Manger moins de viande est devenu une tendance forte. Les rayons de supermarché se remplissent de steaks végétaux, de boissons au soja ou à l’avoine, et de plats “sans viande”. Cette évolution est portée par deux idées principales : protéger la planète et mieux manger. Mais la réalité est plus nuancée.
Une tendance portée par l’écologie mais aux effets variables
L’un des moteurs de ce changement est l’environnement. En France, l’alimentation représente environ 21 % de l’empreinte carbone d’une personne. La viande, surtout le bœuf, est l’un des produits les plus émetteurs. Les alternatives végétales apparaissent alors comme une solution. Selon le cycle de vie des aliments, un burger végétal peut émettre jusqu’à 91 % de gaz à effet de serre en moins qu’un burger de bœuf. Le GIEC recommande ainsi de réduire la consommation de produits animaux pour limiter le réchauffement climatique.

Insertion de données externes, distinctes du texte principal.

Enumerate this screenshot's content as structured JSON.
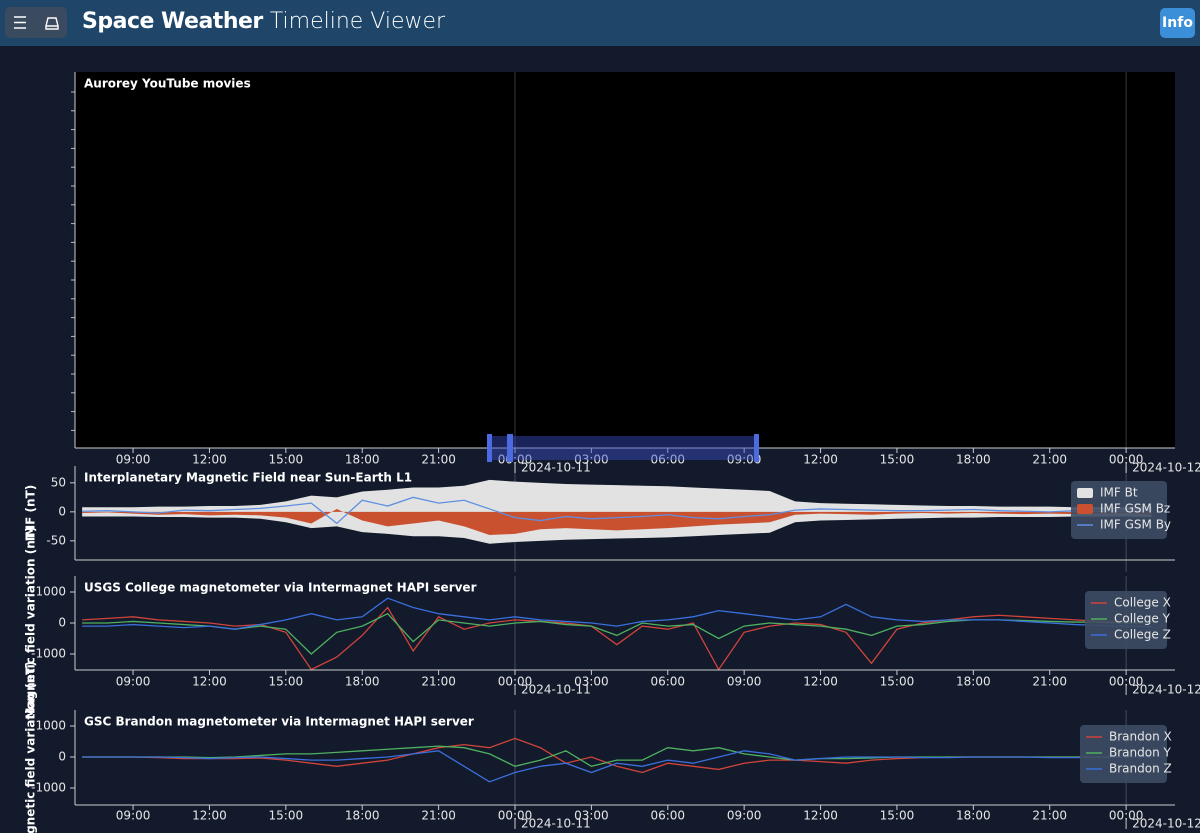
{
  "header": {
    "title_bold": "Space Weather",
    "title_light": "Timeline Viewer",
    "info_button": "Info"
  },
  "chart_data": [
    {
      "type": "timeline",
      "title": "Aurorey YouTube movies",
      "xlim": [
        6.72,
        49.92
      ],
      "xticks": [
        {
          "value": 9,
          "label": "09:00"
        },
        {
          "value": 12,
          "label": "12:00"
        },
        {
          "value": 15,
          "label": "15:00"
        },
        {
          "value": 18,
          "label": "18:00"
        },
        {
          "value": 21,
          "label": "21:00"
        },
        {
          "value": 24,
          "label": "00:00"
        },
        {
          "value": 27,
          "label": "03:00"
        },
        {
          "value": 30,
          "label": "06:00"
        },
        {
          "value": 33,
          "label": "09:00"
        },
        {
          "value": 36,
          "label": "12:00"
        },
        {
          "value": 39,
          "label": "15:00"
        },
        {
          "value": 42,
          "label": "18:00"
        },
        {
          "value": 45,
          "label": "21:00"
        },
        {
          "value": 48,
          "label": "00:00"
        }
      ],
      "day_labels": [
        {
          "value": 24,
          "label": "2024-10-11"
        },
        {
          "value": 48,
          "label": "2024-10-12"
        }
      ]
    },
    {
      "type": "line",
      "title": "Interplanetary Magnetic Field near Sun-Earth L1",
      "ylabel": "IMF (nT)",
      "xlim": [
        6.72,
        49.92
      ],
      "ylim": [
        -83,
        79
      ],
      "yticks": [
        50,
        0,
        -50
      ],
      "day_lines": [
        24,
        48
      ],
      "legend": "top-right",
      "x": [
        7,
        8,
        9,
        10,
        11,
        12,
        13,
        14,
        15,
        16,
        17,
        18,
        19,
        20,
        21,
        22,
        23,
        24,
        25,
        26,
        27,
        28,
        29,
        30,
        31,
        32,
        33,
        34,
        35,
        36,
        37,
        38,
        39,
        40,
        41,
        42,
        43,
        44,
        45,
        46,
        47,
        48,
        49
      ],
      "series": [
        {
          "name": "IMF Bt",
          "style": "band",
          "color": "#e2e2e2",
          "values": [
            8,
            8,
            8,
            9,
            9,
            10,
            10,
            12,
            18,
            28,
            25,
            35,
            38,
            42,
            42,
            45,
            55,
            52,
            50,
            48,
            47,
            46,
            45,
            44,
            42,
            40,
            38,
            36,
            18,
            15,
            14,
            13,
            12,
            11,
            10,
            10,
            9,
            9,
            9,
            8,
            8,
            8,
            9
          ]
        },
        {
          "name": "IMF GSM Bz",
          "style": "area",
          "color": "#c9512f",
          "values": [
            -2,
            -1,
            -3,
            -5,
            -4,
            -6,
            -5,
            -6,
            -10,
            -20,
            5,
            -15,
            -25,
            -20,
            -15,
            -25,
            -40,
            -38,
            -30,
            -28,
            -30,
            -32,
            -30,
            -28,
            -25,
            -22,
            -20,
            -18,
            -5,
            -3,
            -4,
            -5,
            -3,
            -2,
            -3,
            -2,
            -3,
            -4,
            -3,
            -4,
            -3,
            -2,
            -5
          ]
        },
        {
          "name": "IMF GSM By",
          "style": "line",
          "color": "#5f8fe0",
          "values": [
            1,
            2,
            0,
            -2,
            3,
            2,
            4,
            6,
            10,
            15,
            -20,
            20,
            10,
            25,
            15,
            20,
            5,
            -10,
            -15,
            -8,
            -12,
            -10,
            -8,
            -5,
            -10,
            -12,
            -8,
            -5,
            3,
            5,
            4,
            3,
            2,
            2,
            3,
            4,
            2,
            1,
            0,
            2,
            3,
            2,
            1
          ]
        }
      ]
    },
    {
      "type": "line",
      "title": "USGS College magnetometer via Intermagnet HAPI server",
      "ylabel": "Magnetic field variation (nT)",
      "xlim": [
        6.72,
        49.92
      ],
      "ylim": [
        -1516,
        1516
      ],
      "yticks": [
        1000,
        0,
        -1000
      ],
      "legend": "top-right",
      "xticks": [
        {
          "value": 9,
          "label": "09:00"
        },
        {
          "value": 12,
          "label": "12:00"
        },
        {
          "value": 15,
          "label": "15:00"
        },
        {
          "value": 18,
          "label": "18:00"
        },
        {
          "value": 21,
          "label": "21:00"
        },
        {
          "value": 24,
          "label": "00:00"
        },
        {
          "value": 27,
          "label": "03:00"
        },
        {
          "value": 30,
          "label": "06:00"
        },
        {
          "value": 33,
          "label": "09:00"
        },
        {
          "value": 36,
          "label": "12:00"
        },
        {
          "value": 39,
          "label": "15:00"
        },
        {
          "value": 42,
          "label": "18:00"
        },
        {
          "value": 45,
          "label": "21:00"
        },
        {
          "value": 48,
          "label": "00:00"
        }
      ],
      "day_labels": [
        {
          "value": 24,
          "label": "2024-10-11"
        },
        {
          "value": 48,
          "label": "2024-10-12"
        }
      ],
      "x": [
        7,
        8,
        9,
        10,
        11,
        12,
        13,
        14,
        15,
        16,
        17,
        18,
        19,
        20,
        21,
        22,
        23,
        24,
        25,
        26,
        27,
        28,
        29,
        30,
        31,
        32,
        33,
        34,
        35,
        36,
        37,
        38,
        39,
        40,
        41,
        42,
        43,
        44,
        45,
        46,
        47,
        48,
        49
      ],
      "series": [
        {
          "name": "College X",
          "style": "line",
          "color": "#d0443a",
          "values": [
            100,
            150,
            200,
            100,
            50,
            0,
            -100,
            -50,
            -300,
            -1500,
            -1100,
            -400,
            500,
            -900,
            200,
            -200,
            0,
            100,
            50,
            0,
            -100,
            -700,
            -100,
            -200,
            0,
            -1500,
            -300,
            -100,
            0,
            -50,
            -300,
            -1300,
            -200,
            0,
            100,
            200,
            250,
            200,
            150,
            100,
            50,
            20,
            0
          ]
        },
        {
          "name": "College Y",
          "style": "line",
          "color": "#4fb160",
          "values": [
            0,
            0,
            50,
            0,
            -50,
            -100,
            -200,
            -100,
            -200,
            -1000,
            -300,
            -100,
            300,
            -600,
            100,
            0,
            -100,
            0,
            50,
            -50,
            -100,
            -400,
            0,
            -100,
            -50,
            -500,
            -100,
            0,
            -50,
            -100,
            -200,
            -400,
            -100,
            -50,
            50,
            100,
            100,
            80,
            50,
            30,
            20,
            0,
            0
          ]
        },
        {
          "name": "College Z",
          "style": "line",
          "color": "#3b6fdc",
          "values": [
            -100,
            -100,
            -50,
            -100,
            -150,
            -100,
            -200,
            -50,
            100,
            300,
            100,
            200,
            800,
            500,
            300,
            200,
            100,
            200,
            100,
            50,
            0,
            -100,
            50,
            100,
            200,
            400,
            300,
            200,
            100,
            200,
            600,
            200,
            100,
            50,
            100,
            100,
            100,
            50,
            0,
            -50,
            -80,
            -100,
            -120
          ]
        }
      ]
    },
    {
      "type": "line",
      "title": "GSC Brandon magnetometer via Intermagnet HAPI server",
      "ylabel": "Magnetic field variation (nT)",
      "xlim": [
        6.72,
        49.92
      ],
      "ylim": [
        -1548,
        1516
      ],
      "yticks": [
        1000,
        0,
        -1000
      ],
      "legend": "top-right",
      "xticks": [
        {
          "value": 9,
          "label": "09:00"
        },
        {
          "value": 12,
          "label": "12:00"
        },
        {
          "value": 15,
          "label": "15:00"
        },
        {
          "value": 18,
          "label": "18:00"
        },
        {
          "value": 21,
          "label": "21:00"
        },
        {
          "value": 24,
          "label": "00:00"
        },
        {
          "value": 27,
          "label": "03:00"
        },
        {
          "value": 30,
          "label": "06:00"
        },
        {
          "value": 33,
          "label": "09:00"
        },
        {
          "value": 36,
          "label": "12:00"
        },
        {
          "value": 39,
          "label": "15:00"
        },
        {
          "value": 42,
          "label": "18:00"
        },
        {
          "value": 45,
          "label": "21:00"
        },
        {
          "value": 48,
          "label": "00:00"
        }
      ],
      "day_labels": [
        {
          "value": 24,
          "label": "2024-10-11"
        },
        {
          "value": 48,
          "label": "2024-10-12"
        }
      ],
      "x": [
        7,
        8,
        9,
        10,
        11,
        12,
        13,
        14,
        15,
        16,
        17,
        18,
        19,
        20,
        21,
        22,
        23,
        24,
        25,
        26,
        27,
        28,
        29,
        30,
        31,
        32,
        33,
        34,
        35,
        36,
        37,
        38,
        39,
        40,
        41,
        42,
        43,
        44,
        45,
        46,
        47,
        48,
        49
      ],
      "series": [
        {
          "name": "Brandon X",
          "style": "line",
          "color": "#d0443a",
          "values": [
            0,
            0,
            0,
            -20,
            -50,
            -50,
            -50,
            -30,
            -100,
            -200,
            -300,
            -200,
            -100,
            100,
            300,
            400,
            300,
            600,
            300,
            -200,
            0,
            -300,
            -500,
            -200,
            -300,
            -400,
            -200,
            -100,
            -100,
            -150,
            -200,
            -100,
            -50,
            -20,
            0,
            0,
            0,
            0,
            0,
            0,
            0,
            0,
            0
          ]
        },
        {
          "name": "Brandon Y",
          "style": "line",
          "color": "#4fb160",
          "values": [
            0,
            0,
            0,
            0,
            0,
            -20,
            0,
            50,
            100,
            100,
            150,
            200,
            250,
            300,
            350,
            300,
            100,
            -300,
            -100,
            200,
            -300,
            -100,
            -100,
            300,
            200,
            300,
            100,
            0,
            -100,
            -50,
            -50,
            -30,
            0,
            0,
            0,
            0,
            0,
            0,
            0,
            0,
            0,
            0,
            0
          ]
        },
        {
          "name": "Brandon Z",
          "style": "line",
          "color": "#3b6fdc",
          "values": [
            0,
            0,
            0,
            0,
            -20,
            -50,
            -20,
            0,
            -50,
            -100,
            -100,
            -50,
            0,
            100,
            200,
            -300,
            -800,
            -500,
            -300,
            -200,
            -500,
            -200,
            -300,
            -100,
            -200,
            0,
            200,
            100,
            -100,
            -50,
            0,
            0,
            0,
            -20,
            -20,
            0,
            0,
            0,
            -20,
            -20,
            -20,
            0,
            0
          ]
        }
      ]
    }
  ]
}
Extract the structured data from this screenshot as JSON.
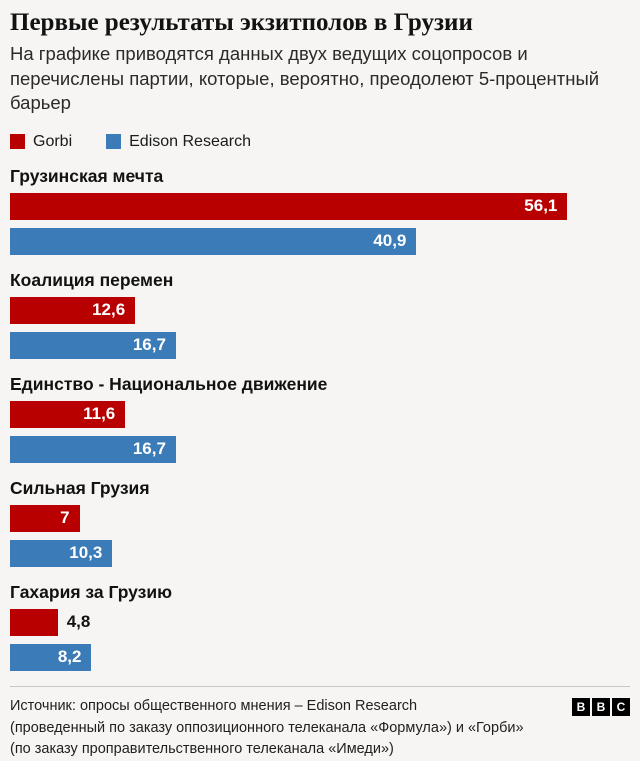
{
  "page": {
    "title": "Первые результаты экзитполов в Грузии",
    "subtitle": "На графике приводятся данных двух ведущих соцопросов и перечислены партии, которые, вероятно, преодолеют 5-процентный барьер"
  },
  "colors": {
    "gorbi_red": "#b80000",
    "edison_blue": "#3b7cb8",
    "background": "#f6f5f3"
  },
  "legend": [
    {
      "label": "Gorbi",
      "color": "#b80000"
    },
    {
      "label": "Edison Research",
      "color": "#3b7cb8"
    }
  ],
  "chart_data": {
    "type": "bar",
    "orientation": "horizontal",
    "title": "Первые результаты экзитполов в Грузии",
    "xlabel": "",
    "ylabel": "",
    "xlim": [
      0,
      62.4
    ],
    "grid": false,
    "legend_position": "top-left",
    "categories": [
      "Грузинская мечта",
      "Коалиция перемен",
      "Единство - Национальное движение",
      "Сильная Грузия",
      "Гахария за Грузию"
    ],
    "series": [
      {
        "name": "Gorbi",
        "color": "#b80000",
        "values": [
          56.1,
          12.6,
          11.6,
          7,
          4.8
        ],
        "labels": [
          "56,1",
          "12,6",
          "11,6",
          "7",
          "4,8"
        ]
      },
      {
        "name": "Edison Research",
        "color": "#3b7cb8",
        "values": [
          40.9,
          16.7,
          16.7,
          10.3,
          8.2
        ],
        "labels": [
          "40,9",
          "16,7",
          "16,7",
          "10,3",
          "8,2"
        ]
      }
    ],
    "value_label_inside_threshold": 6
  },
  "footer": {
    "lines": [
      "Источник: опросы общественного мнения – Edison Research",
      "(проведенный по заказу оппозиционного телеканала «Формула») и «Горби»",
      "(по заказу проправительственного телеканала «Имеди»)"
    ],
    "logo_letters": [
      "B",
      "B",
      "C"
    ]
  }
}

Mais ces résultats dépendent des produits. Certains substituts sont très transformés et nécessitent de l’énergie pour leur fabrication. D’autres reposent sur des cultures intensives comme le soja ou le pois, qui utilisent de l’engrais, des pesticides et de grandes surfaces agricoles, ce qui réduit une partie des gains écologiques en pouvant appauvrir les sols, réduire la biodiversité et, pour le soja, parfois contribuer à la déforestation.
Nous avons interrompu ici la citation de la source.